Friday, February 28, 2014

Recipe: Creamy Asparagus & Mushroom Soup


It was so frigid out that I had tears in my eyes as I pushed the stroller home from J's Super Soccer Stars class one of these bitter cold NY evenings. The cold stung my face and I had forgotten my gloves at home, so my hands felt numb for a good ten minutes even after I got home. As I've asked myself countless times this winter, why do I live here again? 

It was definitely a soup night. I decided to make a Creamy Asparagus & Mushroom soup to combat the cold, and it turned out to be a decadent way to do so...even though I made the soup without dairy. I paired it with a creative and delicious toast... using fresh baked bread, drizzled with {my new obsession} avocado oil, spinach, crumbled goat cheese, sliced tomatoes and sea salt/black pepper. 



I've made more soups this winter than ever before! One of the few ways I can keep my family cozy through the Polar Vortex... 

Creamy Asparagus & Mushroom Soup

Ingredients:
1 cup chopped asparagus
1 cup chopped mushrooms
1/3 cup chopped celery
2 cups vegetable stock
1 cup water

1/4 cup almond milk
1/4 cup canneli beans
1 tsp lemon juice
1 tsp miso

sea salt, pepper flakes, garlic powder and pepper to taste

Method:
In a large pot, bring the asparagus, mushrooms and celery to boil in the veg stock with added water.
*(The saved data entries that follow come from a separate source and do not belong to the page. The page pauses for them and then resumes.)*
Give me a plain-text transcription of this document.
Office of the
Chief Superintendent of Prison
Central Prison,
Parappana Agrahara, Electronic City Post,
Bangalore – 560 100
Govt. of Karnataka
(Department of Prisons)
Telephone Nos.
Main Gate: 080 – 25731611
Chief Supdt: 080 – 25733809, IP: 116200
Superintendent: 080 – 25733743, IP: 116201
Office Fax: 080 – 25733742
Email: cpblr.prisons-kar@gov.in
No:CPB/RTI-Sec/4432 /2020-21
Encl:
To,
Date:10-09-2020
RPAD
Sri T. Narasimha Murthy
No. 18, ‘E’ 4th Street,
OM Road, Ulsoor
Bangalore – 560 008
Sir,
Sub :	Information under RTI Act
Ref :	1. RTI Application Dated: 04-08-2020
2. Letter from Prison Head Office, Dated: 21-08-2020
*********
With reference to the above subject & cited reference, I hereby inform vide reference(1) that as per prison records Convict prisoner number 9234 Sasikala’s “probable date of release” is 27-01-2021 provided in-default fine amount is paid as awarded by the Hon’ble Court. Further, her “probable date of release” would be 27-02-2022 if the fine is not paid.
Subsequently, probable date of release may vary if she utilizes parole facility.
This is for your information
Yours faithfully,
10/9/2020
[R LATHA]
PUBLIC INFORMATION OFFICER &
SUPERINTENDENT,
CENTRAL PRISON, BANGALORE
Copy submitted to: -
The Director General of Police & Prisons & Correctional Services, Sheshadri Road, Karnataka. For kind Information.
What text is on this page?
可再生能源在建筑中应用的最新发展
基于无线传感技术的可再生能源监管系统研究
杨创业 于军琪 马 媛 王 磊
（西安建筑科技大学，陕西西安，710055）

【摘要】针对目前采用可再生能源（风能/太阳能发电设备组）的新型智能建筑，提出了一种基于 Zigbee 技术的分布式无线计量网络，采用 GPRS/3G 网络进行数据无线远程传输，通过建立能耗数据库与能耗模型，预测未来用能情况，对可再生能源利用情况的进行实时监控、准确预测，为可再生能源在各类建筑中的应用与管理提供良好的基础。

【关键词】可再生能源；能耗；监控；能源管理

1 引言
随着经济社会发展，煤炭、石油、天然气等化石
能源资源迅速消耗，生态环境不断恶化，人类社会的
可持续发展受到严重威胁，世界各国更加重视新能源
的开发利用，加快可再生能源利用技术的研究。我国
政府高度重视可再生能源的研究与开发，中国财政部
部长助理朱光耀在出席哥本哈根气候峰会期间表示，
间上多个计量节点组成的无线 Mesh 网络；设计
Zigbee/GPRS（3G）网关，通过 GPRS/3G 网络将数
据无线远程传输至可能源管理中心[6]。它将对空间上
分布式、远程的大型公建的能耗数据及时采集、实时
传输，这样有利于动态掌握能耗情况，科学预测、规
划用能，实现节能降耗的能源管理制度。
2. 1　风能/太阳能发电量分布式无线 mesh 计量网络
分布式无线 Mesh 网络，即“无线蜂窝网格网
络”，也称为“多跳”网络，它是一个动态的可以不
Meanwhile, blend together the almond milk, beans, lemon juice and miso in a food processor or blender until smooth... and then set aside.

Once the veggies are soft, use an immersion blender to blend while keeping it chunky. Pour in the cream from your blender, and stir until its mixed well. Add sea salt, garlic powder, black pepper and pepper flakes to taste. Garnish with cilantro.